The performance is a lot worse than 1.4.1 .

I’d guess that’s because apt uses OpenBLAS 0.3.7, while the official binary has OpenBLAS 0.3.5.
The official binary for Julia 1.5beta ships OpenBLAS 0.3.9, and OpenBLAS_jll should be able to provide this as well.

Thanks a lot for the code, but Libdl, LinearAlgebra should also be added.

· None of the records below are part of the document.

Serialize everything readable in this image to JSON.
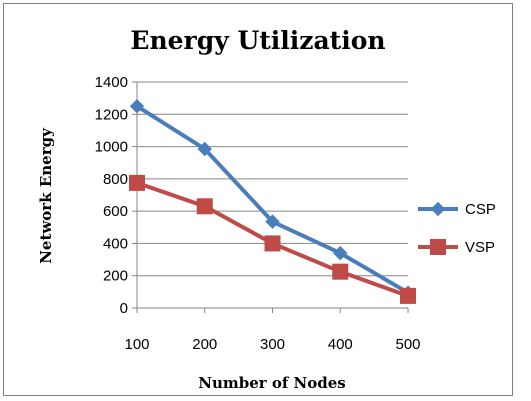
{
  "chart_data": {
    "type": "line",
    "title": "Energy Utilization",
    "xlabel": "Number of Nodes",
    "ylabel": "Network Energy",
    "categories": [
      "100",
      "200",
      "300",
      "400",
      "500"
    ],
    "ylim": [
      0,
      1400
    ],
    "yticks": [
      0,
      200,
      400,
      600,
      800,
      1000,
      1200,
      1400
    ],
    "grid": true,
    "legend_position": "right",
    "series": [
      {
        "name": "CSP",
        "values": [
          1250,
          985,
          535,
          340,
          95
        ],
        "color": "#4a7ebb",
        "marker": "diamond"
      },
      {
        "name": "VSP",
        "values": [
          775,
          630,
          400,
          225,
          75
        ],
        "color": "#be4b48",
        "marker": "square"
      }
    ]
  }
}
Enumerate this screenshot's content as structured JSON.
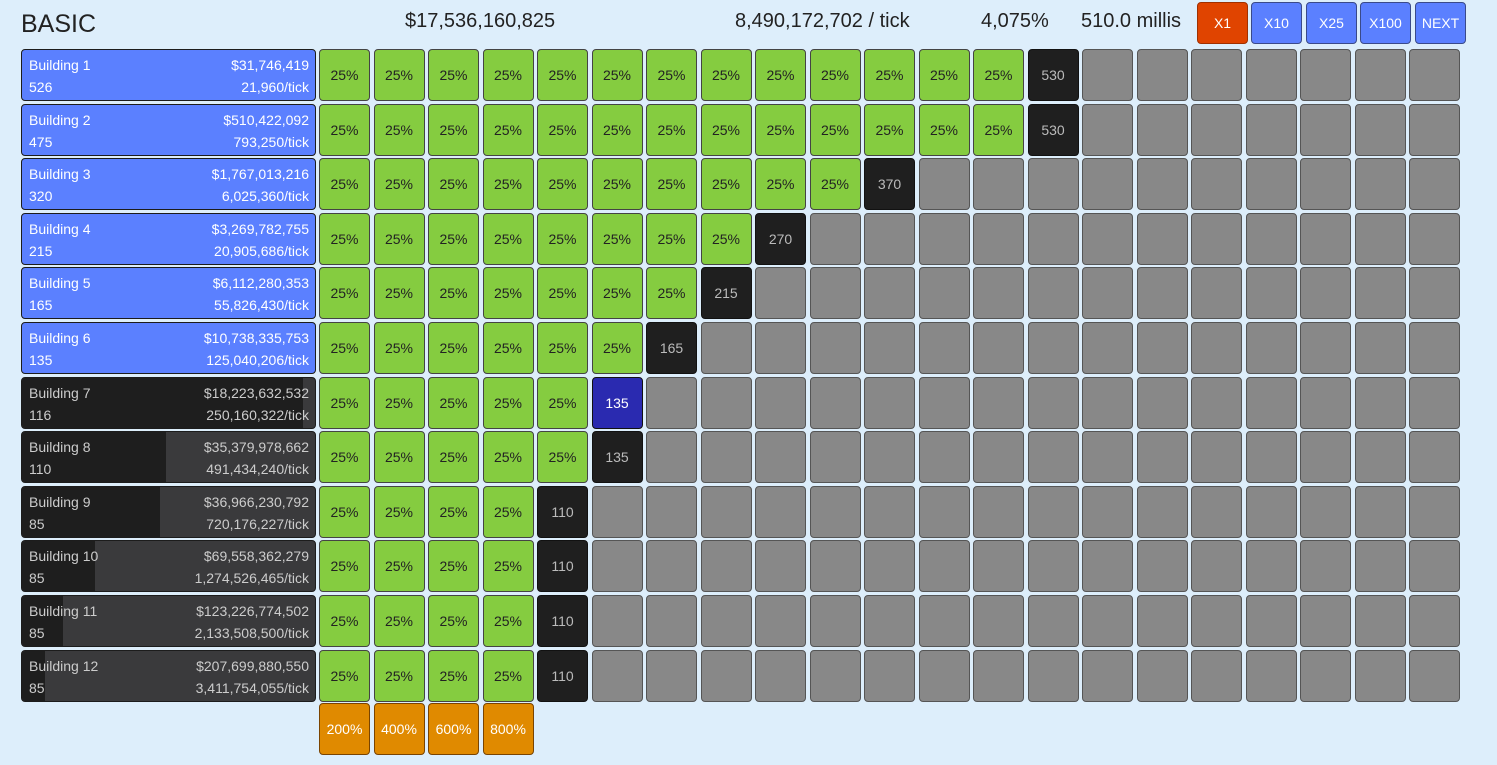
{
  "header": {
    "title": "BASIC",
    "money": "$17,536,160,825",
    "income": "8,490,172,702 / tick",
    "percent": "4,075%",
    "millis": "510.0 millis"
  },
  "multipliers": [
    {
      "label": "X1",
      "active": true
    },
    {
      "label": "X10",
      "active": false
    },
    {
      "label": "X25",
      "active": false
    },
    {
      "label": "X100",
      "active": false
    },
    {
      "label": "NEXT",
      "active": false
    }
  ],
  "colors": {
    "background": "#ddeefb",
    "building_bought": "#5b80ff",
    "upgrade_owned": "#85cc40",
    "upgrade_buy": "#1f1f1f",
    "upgrade_affordable": "#2a2ab0",
    "empty_slot": "#888888",
    "bonus": "#e08a00",
    "active_multiplier": "#e04400"
  },
  "upgrade_label": "25%",
  "total_slots": 21,
  "buildings": [
    {
      "name": "Building 1",
      "count": "526",
      "cost": "$31,746,419",
      "rate": "21,960/tick",
      "bought": true,
      "progress": 1.0,
      "owned_upgrades": 13,
      "next_cost": "530",
      "affordable": false
    },
    {
      "name": "Building 2",
      "count": "475",
      "cost": "$510,422,092",
      "rate": "793,250/tick",
      "bought": true,
      "progress": 1.0,
      "owned_upgrades": 13,
      "next_cost": "530",
      "affordable": false
    },
    {
      "name": "Building 3",
      "count": "320",
      "cost": "$1,767,013,216",
      "rate": "6,025,360/tick",
      "bought": true,
      "progress": 1.0,
      "owned_upgrades": 10,
      "next_cost": "370",
      "affordable": false
    },
    {
      "name": "Building 4",
      "count": "215",
      "cost": "$3,269,782,755",
      "rate": "20,905,686/tick",
      "bought": true,
      "progress": 1.0,
      "owned_upgrades": 8,
      "next_cost": "270",
      "affordable": false
    },
    {
      "name": "Building 5",
      "count": "165",
      "cost": "$6,112,280,353",
      "rate": "55,826,430/tick",
      "bought": true,
      "progress": 1.0,
      "owned_upgrades": 7,
      "next_cost": "215",
      "affordable": false
    },
    {
      "name": "Building 6",
      "count": "135",
      "cost": "$10,738,335,753",
      "rate": "125,040,206/tick",
      "bought": true,
      "progress": 1.0,
      "owned_upgrades": 6,
      "next_cost": "165",
      "affordable": false
    },
    {
      "name": "Building 7",
      "count": "116",
      "cost": "$18,223,632,532",
      "rate": "250,160,322/tick",
      "bought": false,
      "progress": 0.96,
      "owned_upgrades": 5,
      "next_cost": "135",
      "affordable": true
    },
    {
      "name": "Building 8",
      "count": "110",
      "cost": "$35,379,978,662",
      "rate": "491,434,240/tick",
      "bought": false,
      "progress": 0.49,
      "owned_upgrades": 5,
      "next_cost": "135",
      "affordable": false
    },
    {
      "name": "Building 9",
      "count": "85",
      "cost": "$36,966,230,792",
      "rate": "720,176,227/tick",
      "bought": false,
      "progress": 0.47,
      "owned_upgrades": 4,
      "next_cost": "110",
      "affordable": false
    },
    {
      "name": "Building 10",
      "count": "85",
      "cost": "$69,558,362,279",
      "rate": "1,274,526,465/tick",
      "bought": false,
      "progress": 0.25,
      "owned_upgrades": 4,
      "next_cost": "110",
      "affordable": false
    },
    {
      "name": "Building 11",
      "count": "85",
      "cost": "$123,226,774,502",
      "rate": "2,133,508,500/tick",
      "bought": false,
      "progress": 0.14,
      "owned_upgrades": 4,
      "next_cost": "110",
      "affordable": false
    },
    {
      "name": "Building 12",
      "count": "85",
      "cost": "$207,699,880,550",
      "rate": "3,411,754,055/tick",
      "bought": false,
      "progress": 0.08,
      "owned_upgrades": 4,
      "next_cost": "110",
      "affordable": false
    }
  ],
  "bonuses": [
    "200%",
    "400%",
    "600%",
    "800%"
  ]
}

I tested your code with two 100x100 matrices. The results are like

1-thread MKL vs OpenBLAS: 45.600 μs vs 47.500 μs
8-thread MKL vs OpenBLAS: 18.500 μs vs 24.800 μs
16-thread MKL vs OpenBLAS: 17.600 μs vs 35.500 μs

Single thread is close. MKL scales better than OpenBLAS.

But for a fairly small matrix, say 10x10, OpenBLAS is faster. 447.475 vs 300 ns, 1 thread.

Hmm…for 1000x1000 matrices

1-thread MKL vs OpenBLAS: 34.320 ms vs 33.369 ms
8-thread MKL vs OpenBLAS: 7.374 ms vs 9.142 ms

OpenBLAS is faster in single-thread again, but MKL is still ahead in multithread.

Anyway… I’m not doing intensive matrix operations at this moment, so I guess I can live with LinearAlgebra for now. Really appreciate your reply!